Several recent postings in this thread say that Queen Elizabeth I's
maternal
grandparents were Sir William Boleyn and Margaret Butler. This is of
course
erroneous. The Queen's maternal grandparents were Thomas Boleyn, Earl
of Ormonde and Wiltshire, and Elizabeth Howard. Earl Thomas was the son
of Sir William and Margaret (Butler) Boleyn.

These postings have now been curiously edited away, which would make
Brice's comment itself seem erroneous, if it weren't for the extracted
quotes from the original posts in some of the replies. I always feel
uncomfortable seeing posts edited or removed in this way (while
sympathising with the desire to maintain accuracy) because it tampers
with the historical record that the newsgroup's archives constitute.


Chris Phillips

Re: C.P. Correction: Birthdate of Margaret Butler, wife of W

Legg inn av Chris Phillips » 12 mai 2006 15:33:30

John Higgins wrote:
This has reached a new low in this thread, where no less than 6 posts have
been deleted by a single author, and now in a sudden burst of activity
they're being replaced with "corrected" versions - sadly out-of-place in
the
chronology of the thread. Why not save all this wasted bandwidth and
simply
note that a mistake was made and just point out the mistake?

I must say that even when the replacements used to be marked "Revised post"
I thought it was rather inconsiderate to expect people to read through
everything twice and try to spot the difference.

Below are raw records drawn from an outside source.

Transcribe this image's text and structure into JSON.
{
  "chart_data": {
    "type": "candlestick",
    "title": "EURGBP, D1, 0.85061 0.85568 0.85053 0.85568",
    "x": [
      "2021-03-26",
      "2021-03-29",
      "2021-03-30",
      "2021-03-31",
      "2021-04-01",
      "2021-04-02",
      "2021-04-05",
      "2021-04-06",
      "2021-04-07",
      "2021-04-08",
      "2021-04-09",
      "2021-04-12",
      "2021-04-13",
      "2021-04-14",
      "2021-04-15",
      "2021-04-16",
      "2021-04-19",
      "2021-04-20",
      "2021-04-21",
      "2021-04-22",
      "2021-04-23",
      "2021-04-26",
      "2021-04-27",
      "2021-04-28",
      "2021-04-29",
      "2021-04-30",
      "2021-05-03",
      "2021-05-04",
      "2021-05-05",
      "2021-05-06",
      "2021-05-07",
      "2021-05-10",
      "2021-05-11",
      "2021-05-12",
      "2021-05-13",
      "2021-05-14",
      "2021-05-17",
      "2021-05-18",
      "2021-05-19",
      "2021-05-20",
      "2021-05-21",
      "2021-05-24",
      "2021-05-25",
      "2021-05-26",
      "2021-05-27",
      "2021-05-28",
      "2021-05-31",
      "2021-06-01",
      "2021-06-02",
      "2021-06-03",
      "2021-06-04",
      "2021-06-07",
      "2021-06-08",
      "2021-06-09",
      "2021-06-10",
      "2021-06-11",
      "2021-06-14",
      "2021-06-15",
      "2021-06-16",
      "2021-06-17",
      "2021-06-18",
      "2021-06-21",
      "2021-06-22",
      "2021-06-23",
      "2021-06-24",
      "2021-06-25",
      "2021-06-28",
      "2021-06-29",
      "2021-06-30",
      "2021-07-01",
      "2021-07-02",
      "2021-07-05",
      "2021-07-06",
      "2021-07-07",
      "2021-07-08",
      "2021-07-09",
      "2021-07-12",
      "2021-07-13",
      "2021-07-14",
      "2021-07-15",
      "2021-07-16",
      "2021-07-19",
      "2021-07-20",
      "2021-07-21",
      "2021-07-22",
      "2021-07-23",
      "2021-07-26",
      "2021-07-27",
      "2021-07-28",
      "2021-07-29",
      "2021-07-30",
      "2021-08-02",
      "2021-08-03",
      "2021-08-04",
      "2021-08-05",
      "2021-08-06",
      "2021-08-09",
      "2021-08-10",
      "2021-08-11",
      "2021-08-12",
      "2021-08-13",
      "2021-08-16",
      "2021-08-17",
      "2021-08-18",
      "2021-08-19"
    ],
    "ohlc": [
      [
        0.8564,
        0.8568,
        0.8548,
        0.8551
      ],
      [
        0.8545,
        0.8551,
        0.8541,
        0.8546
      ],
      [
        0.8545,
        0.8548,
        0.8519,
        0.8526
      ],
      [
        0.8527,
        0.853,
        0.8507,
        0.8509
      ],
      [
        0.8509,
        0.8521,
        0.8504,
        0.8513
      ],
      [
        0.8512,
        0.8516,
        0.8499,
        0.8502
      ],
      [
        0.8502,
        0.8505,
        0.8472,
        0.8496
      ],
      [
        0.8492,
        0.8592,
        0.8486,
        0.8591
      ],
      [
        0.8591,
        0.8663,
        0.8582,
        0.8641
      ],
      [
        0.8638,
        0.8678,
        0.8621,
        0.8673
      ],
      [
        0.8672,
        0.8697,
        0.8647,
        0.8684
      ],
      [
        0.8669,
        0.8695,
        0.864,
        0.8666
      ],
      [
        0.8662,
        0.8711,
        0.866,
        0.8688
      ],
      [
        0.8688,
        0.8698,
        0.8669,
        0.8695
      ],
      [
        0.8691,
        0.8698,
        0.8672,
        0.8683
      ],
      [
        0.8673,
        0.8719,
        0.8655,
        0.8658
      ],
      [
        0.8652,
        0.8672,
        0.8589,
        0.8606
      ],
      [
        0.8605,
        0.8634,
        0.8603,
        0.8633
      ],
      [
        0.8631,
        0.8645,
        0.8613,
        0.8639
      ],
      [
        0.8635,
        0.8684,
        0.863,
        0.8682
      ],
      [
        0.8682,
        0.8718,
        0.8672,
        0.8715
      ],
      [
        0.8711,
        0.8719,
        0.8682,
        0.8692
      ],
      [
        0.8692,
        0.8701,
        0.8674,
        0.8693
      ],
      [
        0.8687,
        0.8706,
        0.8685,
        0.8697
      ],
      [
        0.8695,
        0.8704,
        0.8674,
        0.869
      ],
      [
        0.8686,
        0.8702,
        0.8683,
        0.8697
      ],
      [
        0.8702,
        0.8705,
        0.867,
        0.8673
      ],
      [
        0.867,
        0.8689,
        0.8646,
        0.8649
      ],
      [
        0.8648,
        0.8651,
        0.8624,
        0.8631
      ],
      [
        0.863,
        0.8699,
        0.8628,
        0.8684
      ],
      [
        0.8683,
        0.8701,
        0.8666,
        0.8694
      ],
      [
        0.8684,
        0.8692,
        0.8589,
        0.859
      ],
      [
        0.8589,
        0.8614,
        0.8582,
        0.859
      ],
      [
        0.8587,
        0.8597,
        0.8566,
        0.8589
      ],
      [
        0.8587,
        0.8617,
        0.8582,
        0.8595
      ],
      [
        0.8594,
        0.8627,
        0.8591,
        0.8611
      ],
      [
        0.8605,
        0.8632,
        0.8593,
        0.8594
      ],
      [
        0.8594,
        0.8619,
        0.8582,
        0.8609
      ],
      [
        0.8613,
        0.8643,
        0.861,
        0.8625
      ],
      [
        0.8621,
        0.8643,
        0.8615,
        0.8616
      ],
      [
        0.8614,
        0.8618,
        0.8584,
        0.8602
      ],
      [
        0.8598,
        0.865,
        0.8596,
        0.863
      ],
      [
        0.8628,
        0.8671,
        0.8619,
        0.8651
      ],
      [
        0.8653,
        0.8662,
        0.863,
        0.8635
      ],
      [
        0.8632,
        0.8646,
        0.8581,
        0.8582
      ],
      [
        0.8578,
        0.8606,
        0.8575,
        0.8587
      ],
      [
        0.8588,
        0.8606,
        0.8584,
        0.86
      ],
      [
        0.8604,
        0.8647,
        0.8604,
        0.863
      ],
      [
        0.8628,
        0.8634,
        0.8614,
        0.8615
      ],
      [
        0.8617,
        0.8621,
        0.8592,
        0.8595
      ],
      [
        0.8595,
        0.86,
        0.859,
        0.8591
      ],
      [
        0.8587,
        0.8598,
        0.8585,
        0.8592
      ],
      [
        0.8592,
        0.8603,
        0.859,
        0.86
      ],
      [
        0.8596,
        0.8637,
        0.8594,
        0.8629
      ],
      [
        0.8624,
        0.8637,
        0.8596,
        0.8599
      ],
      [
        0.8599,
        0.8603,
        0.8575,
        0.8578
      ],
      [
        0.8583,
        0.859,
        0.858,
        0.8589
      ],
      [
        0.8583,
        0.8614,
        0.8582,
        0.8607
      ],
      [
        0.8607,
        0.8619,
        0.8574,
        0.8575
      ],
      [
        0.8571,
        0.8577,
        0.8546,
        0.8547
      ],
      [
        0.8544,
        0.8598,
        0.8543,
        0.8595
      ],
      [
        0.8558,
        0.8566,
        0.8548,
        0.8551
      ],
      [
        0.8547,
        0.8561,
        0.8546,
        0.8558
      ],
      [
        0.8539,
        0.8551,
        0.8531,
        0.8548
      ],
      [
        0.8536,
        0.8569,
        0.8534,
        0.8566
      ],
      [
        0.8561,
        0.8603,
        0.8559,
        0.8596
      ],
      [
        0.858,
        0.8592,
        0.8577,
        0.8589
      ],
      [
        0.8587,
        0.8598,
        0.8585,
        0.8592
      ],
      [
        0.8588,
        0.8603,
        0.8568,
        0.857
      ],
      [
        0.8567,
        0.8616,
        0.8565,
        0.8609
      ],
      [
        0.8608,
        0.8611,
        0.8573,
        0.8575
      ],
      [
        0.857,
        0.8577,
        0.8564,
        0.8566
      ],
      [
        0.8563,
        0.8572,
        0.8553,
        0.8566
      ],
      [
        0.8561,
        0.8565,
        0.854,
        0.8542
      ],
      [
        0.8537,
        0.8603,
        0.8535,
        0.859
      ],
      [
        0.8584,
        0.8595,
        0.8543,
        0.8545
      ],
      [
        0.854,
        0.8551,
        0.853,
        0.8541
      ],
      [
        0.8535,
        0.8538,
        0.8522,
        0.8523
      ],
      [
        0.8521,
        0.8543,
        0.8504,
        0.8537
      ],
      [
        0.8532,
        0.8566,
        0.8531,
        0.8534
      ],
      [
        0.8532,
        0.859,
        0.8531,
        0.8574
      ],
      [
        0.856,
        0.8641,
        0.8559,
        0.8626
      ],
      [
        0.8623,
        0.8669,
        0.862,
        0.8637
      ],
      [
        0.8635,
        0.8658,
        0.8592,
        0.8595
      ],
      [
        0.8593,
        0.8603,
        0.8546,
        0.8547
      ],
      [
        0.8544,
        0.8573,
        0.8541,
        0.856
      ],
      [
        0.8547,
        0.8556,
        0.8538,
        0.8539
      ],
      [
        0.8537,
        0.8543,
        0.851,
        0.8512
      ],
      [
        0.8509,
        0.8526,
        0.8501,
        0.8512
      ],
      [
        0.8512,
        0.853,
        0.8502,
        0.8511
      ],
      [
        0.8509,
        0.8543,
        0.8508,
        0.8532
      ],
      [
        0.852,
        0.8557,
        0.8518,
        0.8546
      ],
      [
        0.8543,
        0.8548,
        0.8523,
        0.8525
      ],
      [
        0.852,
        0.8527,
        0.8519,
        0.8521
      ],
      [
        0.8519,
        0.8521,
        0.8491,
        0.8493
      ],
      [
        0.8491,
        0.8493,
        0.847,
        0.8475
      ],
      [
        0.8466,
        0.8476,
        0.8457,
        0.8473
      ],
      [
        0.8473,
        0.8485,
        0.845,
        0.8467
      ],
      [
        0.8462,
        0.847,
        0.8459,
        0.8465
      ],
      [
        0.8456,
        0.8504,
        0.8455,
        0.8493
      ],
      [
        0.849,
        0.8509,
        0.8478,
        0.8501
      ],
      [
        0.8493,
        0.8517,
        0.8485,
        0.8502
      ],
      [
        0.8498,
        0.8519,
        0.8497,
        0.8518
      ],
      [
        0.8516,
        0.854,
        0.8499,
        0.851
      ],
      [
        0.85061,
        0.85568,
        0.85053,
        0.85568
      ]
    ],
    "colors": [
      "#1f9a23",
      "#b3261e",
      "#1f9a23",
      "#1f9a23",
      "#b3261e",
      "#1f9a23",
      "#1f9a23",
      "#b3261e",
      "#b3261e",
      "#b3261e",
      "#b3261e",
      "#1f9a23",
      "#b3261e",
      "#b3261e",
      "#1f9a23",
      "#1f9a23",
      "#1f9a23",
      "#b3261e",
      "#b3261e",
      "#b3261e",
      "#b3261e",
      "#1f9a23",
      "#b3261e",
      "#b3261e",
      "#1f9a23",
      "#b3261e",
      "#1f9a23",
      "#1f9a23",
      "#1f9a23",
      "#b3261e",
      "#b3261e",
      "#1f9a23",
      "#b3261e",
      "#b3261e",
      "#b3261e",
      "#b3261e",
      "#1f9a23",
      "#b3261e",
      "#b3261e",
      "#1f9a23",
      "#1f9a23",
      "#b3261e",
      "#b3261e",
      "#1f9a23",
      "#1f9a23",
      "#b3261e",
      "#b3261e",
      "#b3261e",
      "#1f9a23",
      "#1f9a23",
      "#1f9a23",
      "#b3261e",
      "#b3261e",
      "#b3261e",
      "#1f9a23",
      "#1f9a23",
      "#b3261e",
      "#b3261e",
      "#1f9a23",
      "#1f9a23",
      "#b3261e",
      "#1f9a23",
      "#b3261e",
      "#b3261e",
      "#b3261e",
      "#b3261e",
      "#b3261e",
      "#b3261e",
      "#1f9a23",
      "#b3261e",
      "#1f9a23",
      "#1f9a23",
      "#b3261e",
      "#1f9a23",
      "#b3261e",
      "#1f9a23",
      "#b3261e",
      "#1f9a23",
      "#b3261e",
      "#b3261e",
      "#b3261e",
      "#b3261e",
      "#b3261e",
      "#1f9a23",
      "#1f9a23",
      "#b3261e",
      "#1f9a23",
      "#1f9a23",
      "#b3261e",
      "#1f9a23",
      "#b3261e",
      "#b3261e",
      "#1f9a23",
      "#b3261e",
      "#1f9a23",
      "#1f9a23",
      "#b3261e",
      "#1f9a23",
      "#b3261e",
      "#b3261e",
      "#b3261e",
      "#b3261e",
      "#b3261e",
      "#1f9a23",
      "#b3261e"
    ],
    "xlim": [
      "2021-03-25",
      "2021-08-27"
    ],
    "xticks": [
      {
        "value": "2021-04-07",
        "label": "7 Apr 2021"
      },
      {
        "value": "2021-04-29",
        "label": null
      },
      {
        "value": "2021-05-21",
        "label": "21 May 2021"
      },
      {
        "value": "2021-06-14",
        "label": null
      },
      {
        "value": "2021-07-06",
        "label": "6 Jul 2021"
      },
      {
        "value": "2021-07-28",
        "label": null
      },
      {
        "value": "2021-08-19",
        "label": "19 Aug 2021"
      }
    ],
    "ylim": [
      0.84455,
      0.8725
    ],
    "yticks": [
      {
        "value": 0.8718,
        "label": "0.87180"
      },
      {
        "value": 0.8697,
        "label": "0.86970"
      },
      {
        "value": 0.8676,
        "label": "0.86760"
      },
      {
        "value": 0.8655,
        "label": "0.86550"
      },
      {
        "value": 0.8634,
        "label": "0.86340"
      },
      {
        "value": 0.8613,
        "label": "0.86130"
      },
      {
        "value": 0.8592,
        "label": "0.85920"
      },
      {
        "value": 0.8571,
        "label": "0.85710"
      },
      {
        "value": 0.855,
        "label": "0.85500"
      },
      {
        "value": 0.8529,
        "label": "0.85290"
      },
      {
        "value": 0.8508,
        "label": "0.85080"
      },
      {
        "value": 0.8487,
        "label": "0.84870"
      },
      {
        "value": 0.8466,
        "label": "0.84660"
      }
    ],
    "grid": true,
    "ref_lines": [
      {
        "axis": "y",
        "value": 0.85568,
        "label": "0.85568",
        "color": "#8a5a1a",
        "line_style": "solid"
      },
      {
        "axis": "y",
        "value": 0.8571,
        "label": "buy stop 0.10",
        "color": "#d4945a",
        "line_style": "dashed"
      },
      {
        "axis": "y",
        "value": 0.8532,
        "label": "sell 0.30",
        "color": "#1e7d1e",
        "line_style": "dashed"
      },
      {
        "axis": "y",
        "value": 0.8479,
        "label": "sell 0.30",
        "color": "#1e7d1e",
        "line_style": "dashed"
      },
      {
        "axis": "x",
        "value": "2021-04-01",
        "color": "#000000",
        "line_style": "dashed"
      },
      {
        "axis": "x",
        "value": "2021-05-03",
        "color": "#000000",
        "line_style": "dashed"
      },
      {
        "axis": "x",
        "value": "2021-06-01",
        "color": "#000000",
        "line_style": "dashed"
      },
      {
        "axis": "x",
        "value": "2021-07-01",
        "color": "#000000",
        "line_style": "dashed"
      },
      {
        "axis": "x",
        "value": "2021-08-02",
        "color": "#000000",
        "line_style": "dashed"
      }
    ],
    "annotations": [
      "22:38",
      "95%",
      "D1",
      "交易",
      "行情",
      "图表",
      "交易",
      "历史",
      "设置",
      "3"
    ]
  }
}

Now it's even more confusing, with near-duplicate posts in some archives,
and nothing except the timestamp to indicate which are right and which are
wrong. Indeed, unless future readers spot these duplications and work out
what's going on, they may not realise errors are present at all.

Surely it's clearer, and less trouble for all concerned, to post a short
correction message and have done with it.